Захотелось тогда Степану человеческих слов послушать, пустить душу пламенем.
Ипатыч, ровный, добреющий мужик, встретил Степана в сенях.
— А, Степан Иваныч, пожалуйте!
Зашли в избу.
— Садитесь, Степан Иваныч, гостем будете.
Степан уселся, оглядел чистую горницу, — справно жил Ипатыч. От всего, — от лавки, от выскобленного стола, от полотенцев, от занавеси над полатями, — как от рукомойника, свежим духом несло.
— А ты держишься, Ипатыч, — чисто живешь.
Ипатыч улыбнулся, руку пустил прогуляться по долгой бороде и сказал:
— У меня, Степушка, закон такой: свинья от грязи растет, человек — от чистоты…
Степан радостно гоготнул и закрутил перед Ипатычем веселым глазом.
— Где же домашние-то твои? — спросил он потом.
— В лес подались по грибы.

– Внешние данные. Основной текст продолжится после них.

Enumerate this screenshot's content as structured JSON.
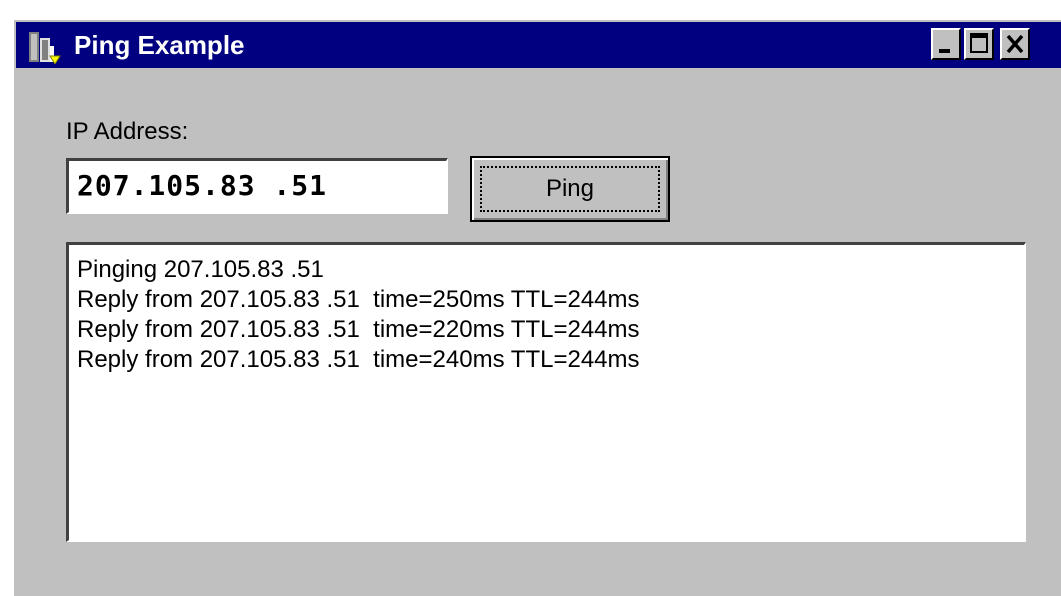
{
  "window": {
    "title": "Ping Example"
  },
  "form": {
    "ip_label": "IP Address:",
    "ip_value": "207.105.83 .51",
    "ping_button": "Ping"
  },
  "output": {
    "lines": [
      "Pinging 207.105.83 .51",
      "Reply from 207.105.83 .51  time=250ms TTL=244ms",
      "Reply from 207.105.83 .51  time=220ms TTL=244ms",
      "Reply from 207.105.83 .51  time=240ms TTL=244ms"
    ]
  },
  "icons": {
    "app": "app-icon",
    "minimize": "minimize-icon",
    "maximize": "maximize-icon",
    "close": "close-icon"
  },
  "colors": {
    "titlebar": "#000080",
    "face": "#c0c0c0"
  }
}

Подвигайтесь, Степан Иваныч, к столу, я вам малину поставлю, из Елани кум привез, счетная ягода… а, может, и поедите вместе.
— Да нет, я сыт, Ипатыч… малины же отведаю.
После малины разговорились о делах, а через час времени собрались на базар пойти.
Дорогой, неспешно ступая по мягкой пыли, Ипатыч говорил:
— Я в нашу, сельскую-то коммуну, если по совести, не верю, а верю в вашу коммуну — городскую. Мужика надобно знать, — он волком по земле ходит и над городом вашим, как волк над селом, стоит и зубами ляскает.
И своему-то мужику дает мужик лапоньку, а сам себе думает: «может я его этой лапонькой к земле пригну». Где же тут коммуна? А вы, городские рабочие, своим куском все как-то довольны, а до общего куска голодные, словно общий-то кусок сытнее.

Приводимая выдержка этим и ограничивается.